2. Do your site-planning ahead of time.  Ireland's historic sites don't seem to be as well organized as England or Scotland's, so be sure you know your site's hours and days open.  One thing we found out halfway through our trip was that many of the sites we saw were Heritage Ireland sites.  Sadly, the first three Heritage Ireland sites we saw had no markings of being such, so we didn't know to get a membership and save some money.  One other thing we found out by chance was that Heritage Ireland sites were free on Wednesdays for the summer.  Luckily, we were already planning a couple of them that day!

3. Ask for help, suggestions, etc.  The Irish are a friendly people, and happy to show off their country.  Feel free to ask for restaurant recommendations, sites to see, or tips for...

4. Festivals!! Ireland is rampant with festivals, and there is no better way to experience another country's greatest thrills, celebrations, and events.  We were planning on attending Clonmel Day, which happens to fall during the Junction Festival.  We looked at the plays that were on for the night we were there and asked for recommendations- and saw one of the funniest plays either of us has ever seen, Cheery Wild Production's Love All!

5. Be ready to eat!  While Ireland is (very, very) expensive, the food is worth it.  From seafood to Chinese to traditional Irish to Italian, every meal we ate was wonderful.  We ate at a couple of restaurants recommended by our Rough Guide travel book, a few places recommended by our B & B hosts or locals, and many we just stumbled across at hungry moments- and they were ALL great!

6. Do some of the more obvious sites, even if you're feeling "too cool".  Blarney Castle is surprisingly pleasant and well run, and the Waterford factory is a marvel in skill and creativity.  Ring of Kerry and the Dingle Peninsula offer beautiful vistas and coasts as well as charming villages.  While we were disappointed with Bunratty, which our 1000 Places to See Before You Die book lists with Blarney as the best castles in Ireland, we found most of the more well-known sites to be quite pleasing. 

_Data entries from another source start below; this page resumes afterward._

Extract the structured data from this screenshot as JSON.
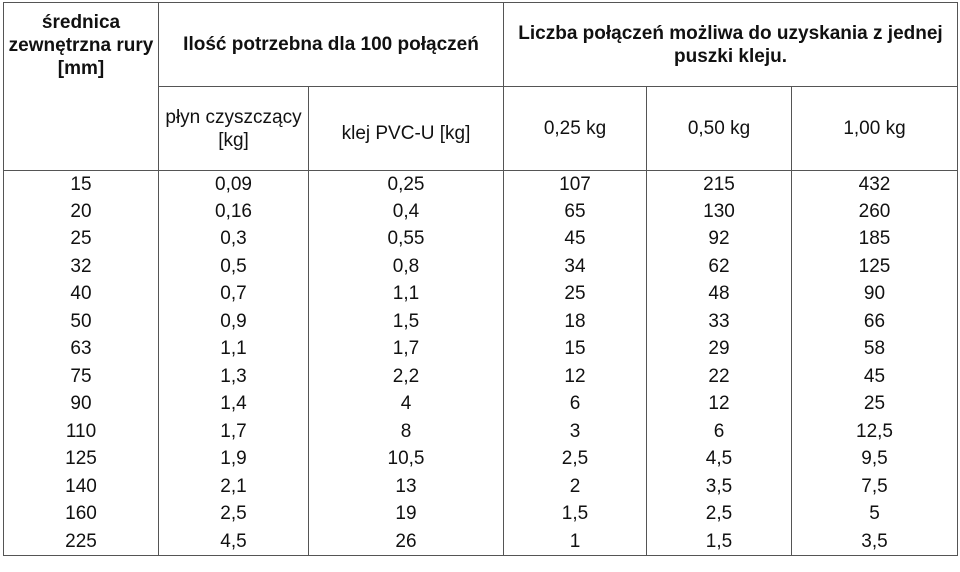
{
  "headers": {
    "diameter": "średnica\nzewnętrzna\nrury [mm]",
    "amount_group": "Ilość potrzebna dla 100\npołączeń",
    "joints_group": "Liczba połączeń możliwa do uzyskania z\njednej puszki kleju."
  },
  "subheaders": [
    "płyn\nczyszczący\n[kg]",
    "klej\nPVC-U [kg]",
    "0,25 kg",
    "0,50 kg",
    "1,00 kg"
  ],
  "rows": [
    [
      "15",
      "0,09",
      "0,25",
      "107",
      "215",
      "432"
    ],
    [
      "20",
      "0,16",
      "0,4",
      "65",
      "130",
      "260"
    ],
    [
      "25",
      "0,3",
      "0,55",
      "45",
      "92",
      "185"
    ],
    [
      "32",
      "0,5",
      "0,8",
      "34",
      "62",
      "125"
    ],
    [
      "40",
      "0,7",
      "1,1",
      "25",
      "48",
      "90"
    ],
    [
      "50",
      "0,9",
      "1,5",
      "18",
      "33",
      "66"
    ],
    [
      "63",
      "1,1",
      "1,7",
      "15",
      "29",
      "58"
    ],
    [
      "75",
      "1,3",
      "2,2",
      "12",
      "22",
      "45"
    ],
    [
      "90",
      "1,4",
      "4",
      "6",
      "12",
      "25"
    ],
    [
      "110",
      "1,7",
      "8",
      "3",
      "6",
      "12,5"
    ],
    [
      "125",
      "1,9",
      "10,5",
      "2,5",
      "4,5",
      "9,5"
    ],
    [
      "140",
      "2,1",
      "13",
      "2",
      "3,5",
      "7,5"
    ],
    [
      "160",
      "2,5",
      "19",
      "1,5",
      "2,5",
      "5"
    ],
    [
      "225",
      "4,5",
      "26",
      "1",
      "1,5",
      "3,5"
    ]
  ]
}
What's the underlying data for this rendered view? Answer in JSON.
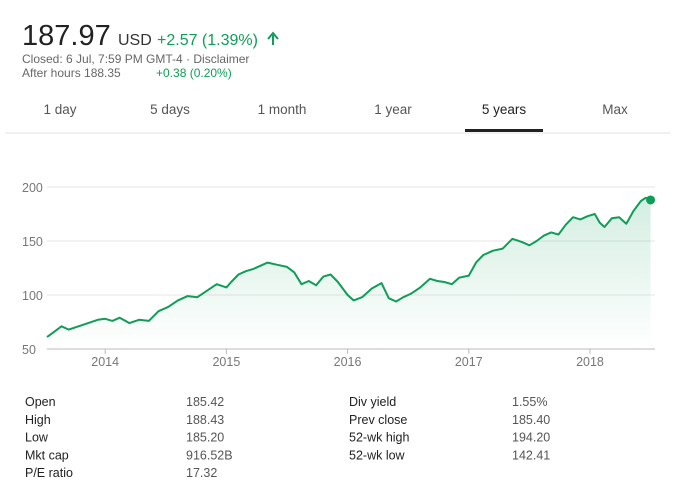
{
  "header": {
    "price": "187.97",
    "currency": "USD",
    "change": "+2.57 (1.39%)",
    "closed": "Closed: 6 Jul, 7:59 PM GMT-4 · Disclaimer",
    "after_hours": "After hours 188.35",
    "after_hours_change": "+0.38 (0.20%)"
  },
  "tabs": {
    "labels": [
      "1 day",
      "5 days",
      "1 month",
      "1 year",
      "5 years",
      "Max"
    ],
    "active": 4
  },
  "chart_data": {
    "type": "area",
    "color": "#0f9d58",
    "grid": true,
    "x": [
      2013.52,
      2013.58,
      2013.64,
      2013.7,
      2013.78,
      2013.86,
      2013.94,
      2014.0,
      2014.06,
      2014.12,
      2014.2,
      2014.28,
      2014.36,
      2014.44,
      2014.52,
      2014.6,
      2014.68,
      2014.76,
      2014.84,
      2014.92,
      2015.0,
      2015.04,
      2015.1,
      2015.16,
      2015.22,
      2015.28,
      2015.34,
      2015.42,
      2015.5,
      2015.56,
      2015.62,
      2015.68,
      2015.74,
      2015.8,
      2015.86,
      2015.92,
      2016.0,
      2016.05,
      2016.12,
      2016.2,
      2016.28,
      2016.34,
      2016.4,
      2016.46,
      2016.52,
      2016.6,
      2016.68,
      2016.74,
      2016.8,
      2016.86,
      2016.92,
      2017.0,
      2017.06,
      2017.12,
      2017.2,
      2017.28,
      2017.36,
      2017.44,
      2017.5,
      2017.56,
      2017.62,
      2017.68,
      2017.74,
      2017.8,
      2017.86,
      2017.92,
      2017.98,
      2018.04,
      2018.08,
      2018.12,
      2018.18,
      2018.24,
      2018.3,
      2018.36,
      2018.42,
      2018.46,
      2018.5
    ],
    "values": [
      61,
      66,
      71,
      68,
      71,
      74,
      77,
      78,
      76,
      79,
      74,
      77,
      76,
      85,
      89,
      95,
      99,
      98,
      104,
      110,
      107,
      112,
      119,
      122,
      124,
      127,
      130,
      128,
      126,
      121,
      110,
      113,
      109,
      117,
      119,
      112,
      100,
      95,
      98,
      106,
      111,
      97,
      94,
      98,
      101,
      107,
      115,
      113,
      112,
      110,
      116,
      118,
      130,
      137,
      141,
      143,
      152,
      149,
      146,
      150,
      155,
      158,
      156,
      165,
      172,
      170,
      173,
      175,
      167,
      163,
      171,
      172,
      166,
      178,
      187,
      190,
      188
    ],
    "xlim": [
      2013.52,
      2018.52
    ],
    "xticks": [
      2014,
      2015,
      2016,
      2017,
      2018
    ],
    "ylim": [
      50,
      200
    ],
    "yticks": [
      50,
      100,
      150,
      200
    ]
  },
  "stats": {
    "left": [
      [
        "Open",
        "185.42"
      ],
      [
        "High",
        "188.43"
      ],
      [
        "Low",
        "185.20"
      ],
      [
        "Mkt cap",
        "916.52B"
      ],
      [
        "P/E ratio",
        "17.32"
      ]
    ],
    "right": [
      [
        "Div yield",
        "1.55%"
      ],
      [
        "Prev close",
        "185.40"
      ],
      [
        "52-wk high",
        "194.20"
      ],
      [
        "52-wk low",
        "142.41"
      ]
    ]
  }
}
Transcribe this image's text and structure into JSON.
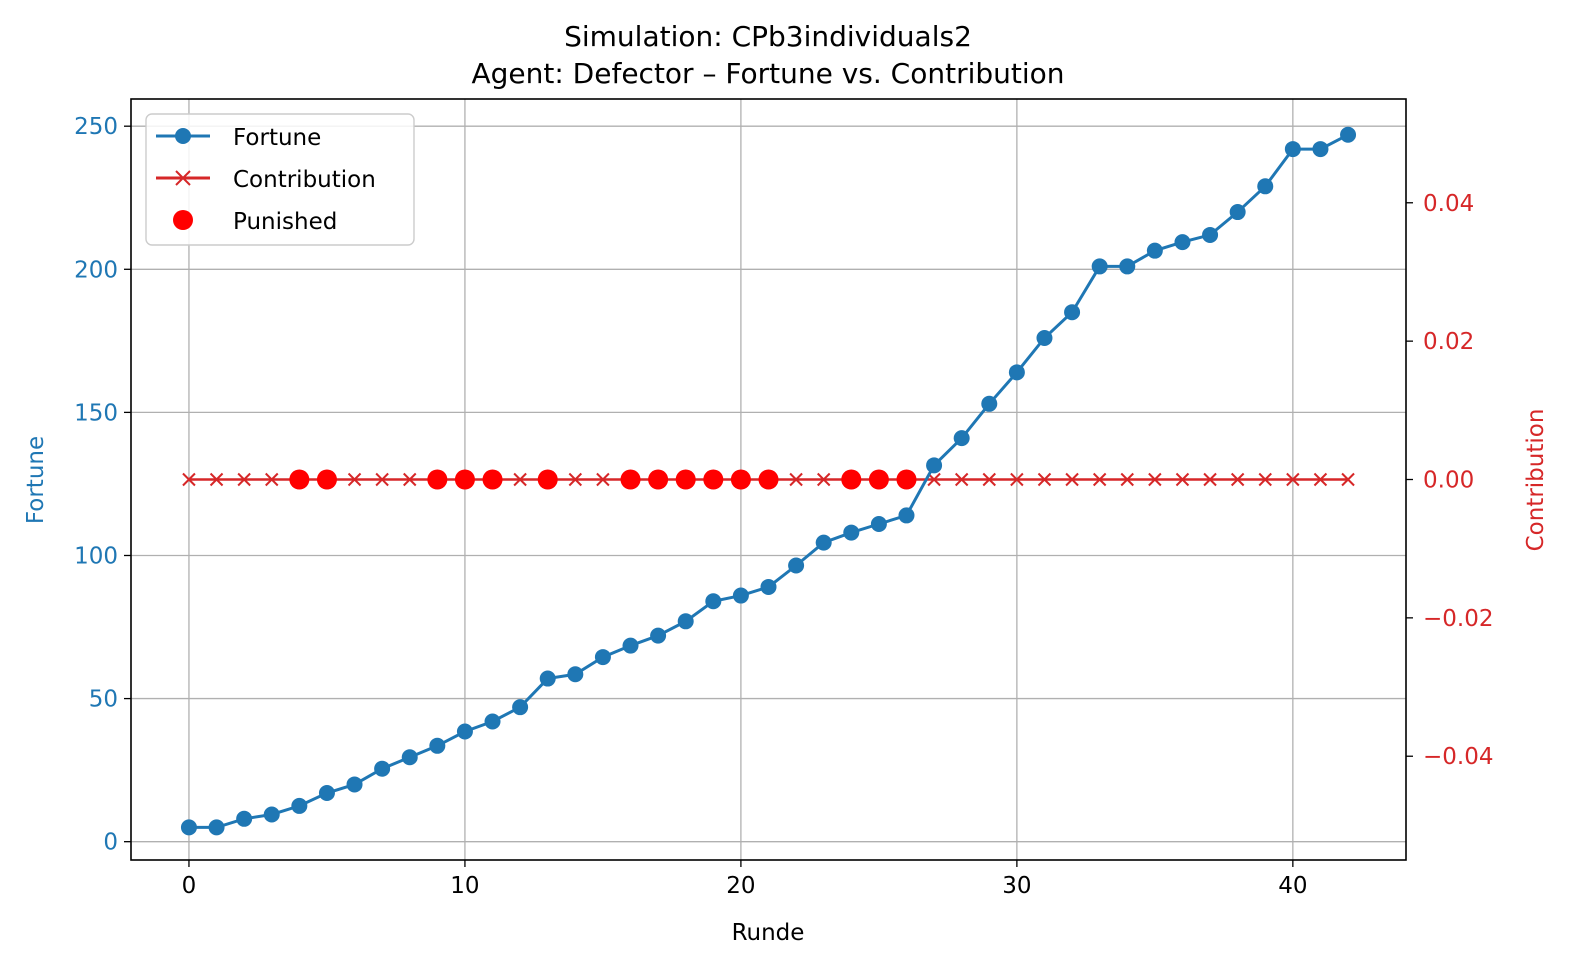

7.  Don't be afraid to venture off the beaten path- while Charleville Castle wasn't open to the public, it does have a beautiful exterior.  Cahir Castle and Jerpoint Abbey are lesser known sites, although not hidden, and there were only 2-4 other people at each site whilst we were there.  Kylemore Abbey is fairly known, but a good ways from any other sites/towns.  Despite this, it's worth the drive, as the roads through Connemara display some of Ireland's greatest landscapes. 

As the little girl on our ferry said "Ireland, YAY!"  Enjoy your trip!